I'm playing with MySQL 8's new JSON capabilities, in particular multi-value indexes.
I noticed that there are 2 ways to check if a JSON array contains a given value: the MEMBER OF() operator, and the JSON_CONTAINS() function.
They both return the same set of results for every query I make, but surprisingly, MEMBER OF
seems to be 3x faster than JSON_CONTAINS
.
Example on a table with 200,000 records, with around 700,000 values total in the catIds
fields:
CREATE TABLE test (
id INT UNSIGNED NOT NULL AUTO_INCREMENT,
catIds JSON NOT NULL,
PRIMARY KEY (id),
KEY test_categories ((CAST(catIds AS UNSIGNED ARRAY)))
);
INSERT INTO test (catIds) VALUES('[123, 456]');
...
... some 200,000 inserted records later:
mysql> SELECT count(*) FROM test WHERE 51 member of (catIds);
+----------+
| count(*) |
+----------+
| 7287 |
+----------+
1 row in set (0.11 sec)
mysql> SELECT count(*) FROM test WHERE JSON_CONTAINS(catIds, '51');
+----------+
| count(*) |
+----------+
| 7287 |
+----------+
1 row in set (0.36 sec)
If first thought that this was because the stringified JSON value '51'
was maybe converted on each iteration, so I tried assigning it to a variable first; but this does not make it any faster:
mysql> SET @value = CAST(51 as JSON);
Query OK, 0 rows affected (0.00 sec)
mysql> SELECT count(*) FROM test WHERE JSON_CONTAINS(catIds, @value);
+----------+
| count(*) |
+----------+
| 7287 |
+----------+
1 row in set (0.38 sec)
Unless I'm mistaken, MEMBER OF()
and JSON_CONTAINS()
are equivalent feature-wise. In this case, why is one of them faster than the other?
JSON_CONTAINS()
does more complex work than MEMBER OF
.
JSON_CONTAINS()
must parse its second argument, a candidate JSON document that you're searching for within the stored JSON document.

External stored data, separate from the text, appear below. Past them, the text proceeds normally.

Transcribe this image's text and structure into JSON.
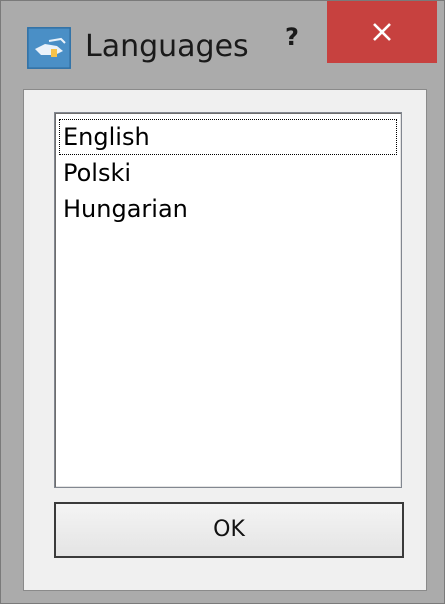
{
  "window": {
    "title": "Languages",
    "help_label": "?",
    "icons": {
      "app": "app-icon",
      "close": "close-icon"
    },
    "colors": {
      "close_button": "#c7413f",
      "frame": "#ababab"
    }
  },
  "listbox": {
    "items": [
      {
        "label": "English"
      },
      {
        "label": "Polski"
      },
      {
        "label": "Hungarian"
      }
    ]
  },
  "buttons": {
    "ok_label": "OK"
  }
}
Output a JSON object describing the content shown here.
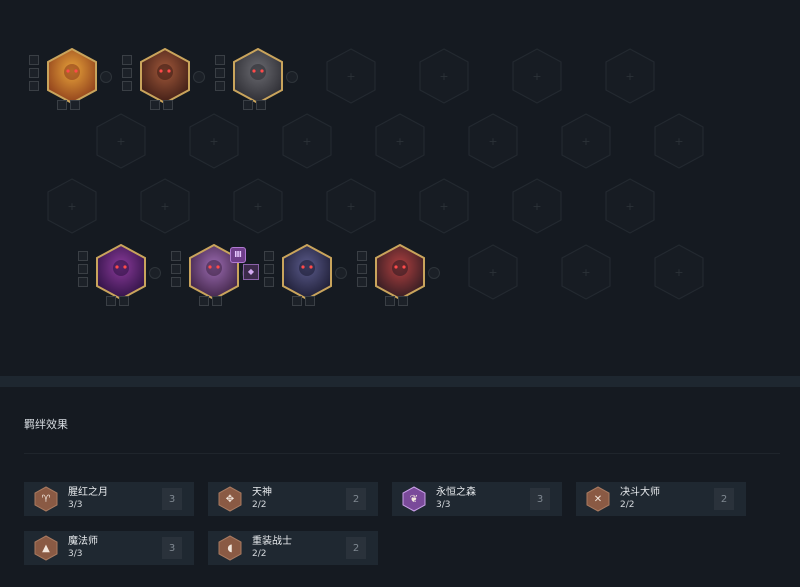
{
  "traits_heading": "羁绊效果",
  "traits": [
    {
      "name": "腥红之月",
      "count": "3/3",
      "level": "3",
      "icon": "horned-mask-icon",
      "color": "#8a5a44"
    },
    {
      "name": "天神",
      "count": "2/2",
      "level": "2",
      "icon": "trinity-knot-icon",
      "color": "#8a5a44"
    },
    {
      "name": "永恒之森",
      "count": "3/3",
      "level": "3",
      "icon": "leaf-icon",
      "color": "#7a4a9a"
    },
    {
      "name": "决斗大师",
      "count": "2/2",
      "level": "2",
      "icon": "crossed-swords-icon",
      "color": "#8a5a44"
    },
    {
      "name": "魔法师",
      "count": "3/3",
      "level": "3",
      "icon": "wizard-hat-icon",
      "color": "#8a5a44"
    },
    {
      "name": "重装战士",
      "count": "2/2",
      "level": "2",
      "icon": "helmet-icon",
      "color": "#8a5a44"
    }
  ],
  "champions": [
    {
      "name": "champion-fire-warrior",
      "colors": [
        "#e8a33a",
        "#8a3a1a"
      ]
    },
    {
      "name": "champion-dark-armored",
      "colors": [
        "#a0583a",
        "#3a1a14"
      ]
    },
    {
      "name": "champion-gray-beast",
      "colors": [
        "#6a6a70",
        "#2a2a30"
      ]
    },
    {
      "name": "champion-purple-mage",
      "colors": [
        "#8a3a9a",
        "#2a1040"
      ]
    },
    {
      "name": "champion-witch-girl",
      "colors": [
        "#9a6ab0",
        "#3a2040"
      ]
    },
    {
      "name": "champion-night-hunter",
      "colors": [
        "#5a5a8a",
        "#1a1a30"
      ]
    },
    {
      "name": "champion-red-eyed-knight",
      "colors": [
        "#b04040",
        "#2a1a20"
      ]
    }
  ],
  "star_badge": "Ⅲ"
}
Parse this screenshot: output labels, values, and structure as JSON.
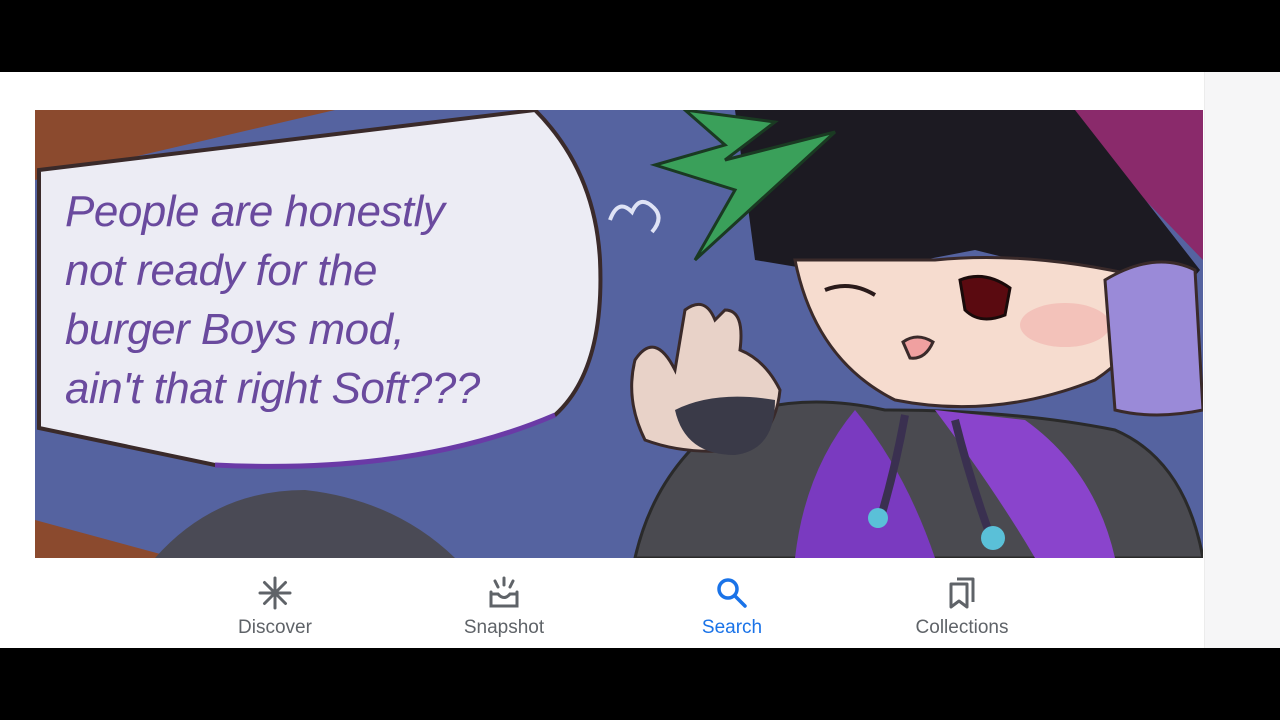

The candidate may not be a simple scalar as you're searching for in your example above. It could be a more complex document with its own nested arrays and objects.
Therefore comparing the candidate to the stored document must potentially compare in a more complex manner, not just searching for a single scalar value, but comparing recursively, all nested elements.
Even if your example search is for a simple scalar value, it still invokes the same code path that might need to search for a complex document. Based on your timing measurement, that code path seems to have more overhead.
Whereas MEMBER OF
only searches for a scalar value, and only searches in an array. It can also optimize by using a cached, pre-sorted array.
See https://github.com/mysql/mysql-server/blob/8.0/sql/item_json_func.cc#L3852 for the code.